In any event, where it is necessary to establish, exercise or defend a right in judicial, administrative or out-of-court proceedings, or to comply with requests from the Authority, the Data may be retained for the period strictly necessary for such purposes, within the limits permitted by law or, in any case, until the expiry of the limitation periods for bringing and/or appealing actions, or for the purpose of protecting its rights.

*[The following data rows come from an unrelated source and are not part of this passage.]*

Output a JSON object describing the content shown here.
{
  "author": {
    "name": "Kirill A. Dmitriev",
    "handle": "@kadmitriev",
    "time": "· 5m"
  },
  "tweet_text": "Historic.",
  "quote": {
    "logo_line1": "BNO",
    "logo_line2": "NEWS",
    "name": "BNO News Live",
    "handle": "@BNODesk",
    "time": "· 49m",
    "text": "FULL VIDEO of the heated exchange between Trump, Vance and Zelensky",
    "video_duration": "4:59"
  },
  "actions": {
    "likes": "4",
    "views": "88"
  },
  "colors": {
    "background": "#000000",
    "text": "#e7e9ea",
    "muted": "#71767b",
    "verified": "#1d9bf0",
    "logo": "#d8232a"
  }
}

7. RIGHTS OF THE DATA SUBJECT
The Data Subject may, at any time, exercise the rights provided for in Articles 15 to 22 of the GDPR by contacting the Controller in order to request:
a) access to the Data, as provided for in Article 15 GDPR;
b) rectification and completion of Data considered inaccurate, as provided for in Article 16 GDPR;
c) erasure of Data for which ATAC no longer has any legal basis for processing, as provided for in Article 17 GDPR;
d) restriction of the manner in which ATAC processes the Data Subject’s Data where one of the circumstances set out in Article 18 GDPR applies;
e) a copy of the Data that the Data Subject has provided to us, in a structured, commonly used and machine-readable format, for processing based on the contractual relationship (so-called portability), as provided for in Article 20 GDPR;
f) withdrawal of consent at any time, where processing is based on consent. It is specified that any withdrawal of consent shall have effect only with regard to subsequent processing and shall not affect the lawfulness of processing carried out prior to such withdrawal.
Right to object: in addition to the rights listed above, the Data Subject has the right to object at any time, on grounds relating to his/her particular situation, to the processing of personal data carried out for the purposes of pursuing the legitimate interests of the Controller.
The Data Subject may exercise the above rights by completing and submitting the form available at the following link, or by writing to the certified e-mail address (PEC) protocollo@cert2.atac.roma.it or, alternatively, by registered letter with return receipt to the registered office of ATAC (see the contact details referred to in paragraph 1 above).
Where the Data Subject considers that the processing of personal data is carried out in breach of the GDPR, he/she has the right to lodge a complaint with the Italian Data Protection Authority (Garante per la protezione dei dati personali), using the contact details available on the website www.garanteprivacy.it, or to bring proceedings before the competent judicial authorities.